Mediterranean Cosmos
- Front view of the mall.
- Address: 11km National Road Thessaloniki - N. Moudania, 57001, Thessaloniki, Greece
- Opening date: October 2005
- Developer: Lamda Development S.A.
- Owner: Lamda Development
- No. of stores and services: 226
- No. of anchor tenants: 7
- Total retail floor area: 60,000 square metres (650,000 sq ft)
- No. of floors: 2
- Parking: 3000
- Public transit access: OASTH 36 45 KOSMOS
- Website: www.mediterraneancosmos.gr/en

= Mediterranean Cosmos =

Shopping mall in Pylaia, Thessaloniki, Greece

Mediterranean Cosmos is a shopping mall located in Pylaia, a municipality of Thessaloniki, the second-largest city in Greece.

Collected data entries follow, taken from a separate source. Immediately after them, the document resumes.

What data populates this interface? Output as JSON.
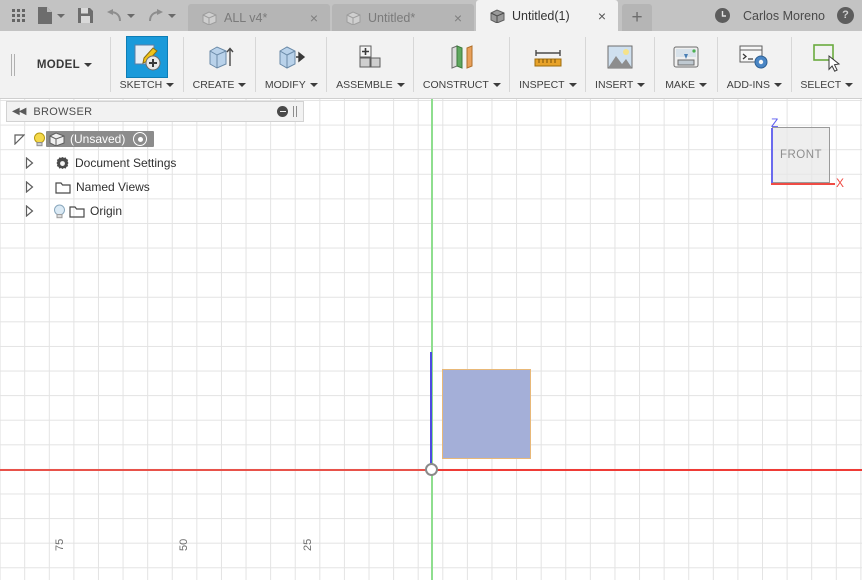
{
  "titlebar": {
    "apps_icon": "grid-apps-icon",
    "file_icon": "new-file-icon",
    "save_icon": "save-icon",
    "undo_icon": "undo-icon",
    "redo_icon": "redo-icon",
    "tabs": [
      {
        "label": "ALL v4*",
        "icon": "cube-icon",
        "close": "×",
        "active": false
      },
      {
        "label": "Untitled*",
        "icon": "cube-icon",
        "close": "×",
        "active": false
      },
      {
        "label": "Untitled(1)",
        "icon": "cube-icon",
        "close": "×",
        "active": true
      }
    ],
    "new_tab_label": "+",
    "clock_icon": "clock-icon",
    "user_name": "Carlos Moreno",
    "help_label": "?"
  },
  "ribbon": {
    "workspace_label": "MODEL",
    "groups": [
      {
        "label": "SKETCH",
        "icon": "sketch-create-icon",
        "active": true
      },
      {
        "label": "CREATE",
        "icon": "extrude-icon",
        "active": false
      },
      {
        "label": "MODIFY",
        "icon": "press-pull-icon",
        "active": false
      },
      {
        "label": "ASSEMBLE",
        "icon": "new-component-icon",
        "active": false
      },
      {
        "label": "CONSTRUCT",
        "icon": "offset-plane-icon",
        "active": false
      },
      {
        "label": "INSPECT",
        "icon": "measure-ruler-icon",
        "active": false
      },
      {
        "label": "INSERT",
        "icon": "insert-image-icon",
        "active": false
      },
      {
        "label": "MAKE",
        "icon": "3d-print-icon",
        "active": false
      },
      {
        "label": "ADD-INS",
        "icon": "script-gear-icon",
        "active": false
      },
      {
        "label": "SELECT",
        "icon": "select-cursor-icon",
        "active": false
      }
    ]
  },
  "browser": {
    "collapse_icon": "collapse-left-icon",
    "title": "BROWSER",
    "minimize_icon": "minimize-icon",
    "resize_grip_icon": "resize-grip-icon",
    "nodes": [
      {
        "label": "(Unsaved)",
        "icon": "cube-icon",
        "bulb": true,
        "selected": true,
        "indent": 0
      },
      {
        "label": "Document Settings",
        "icon": "gear-icon",
        "bulb": false,
        "selected": false,
        "indent": 1
      },
      {
        "label": "Named Views",
        "icon": "folder-icon",
        "bulb": false,
        "selected": false,
        "indent": 1
      },
      {
        "label": "Origin",
        "icon": "folder-icon",
        "bulb": true,
        "selected": false,
        "indent": 1
      }
    ]
  },
  "viewcube": {
    "face_label": "FRONT",
    "z_label": "Z",
    "x_label": "X"
  },
  "canvas": {
    "ruler_labels": [
      "75",
      "50",
      "25"
    ],
    "origin_marker": "origin-point",
    "sketch_profile": "rectangle-profile"
  },
  "colors": {
    "accent_blue": "#1a9ada",
    "axis_red": "#ef3b36",
    "axis_green": "#8ede8e",
    "axis_blue": "#4b4be0",
    "profile_fill": "#a4afd8",
    "profile_stroke": "#e8b878",
    "titlebar_bg": "#c3c3c3",
    "ribbon_bg": "#f2f2f2",
    "selection_gray": "#8c8c8c"
  }
}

It is the largest retail and entertainment development in Northern Greece.

== History ==
The mall officially opened in October 2005.

In June 2012, Lamda Development, the owners of the mall, announced that they will begin to charge parking fees from mid-February 2013.

In 2017, Värde Partners bought a controlling stake of the Mediterranean Cosmos and planned out an extension of the mall.

== Facilities ==
It contains more than 200 retail units and facilities including an 11-screen multiplex cinema, numerous shops of fashion and electronics goods as well as cafés, restaurants, bars, a supermarket, an amphitheatre and an Orthodox church.

== Design ==
Inside the mall, roads and square have been designed-like traditional cities of Northern Greece in combination with the advantages of a modern city's center.

== Location ==
The mall is located 11 km east of the city-centre and approximately 5 km away from Thessaloniki Airport. It can be accessed by National Road 67, the highway connecting Thessaloniki with the southern part of Chalkidiki.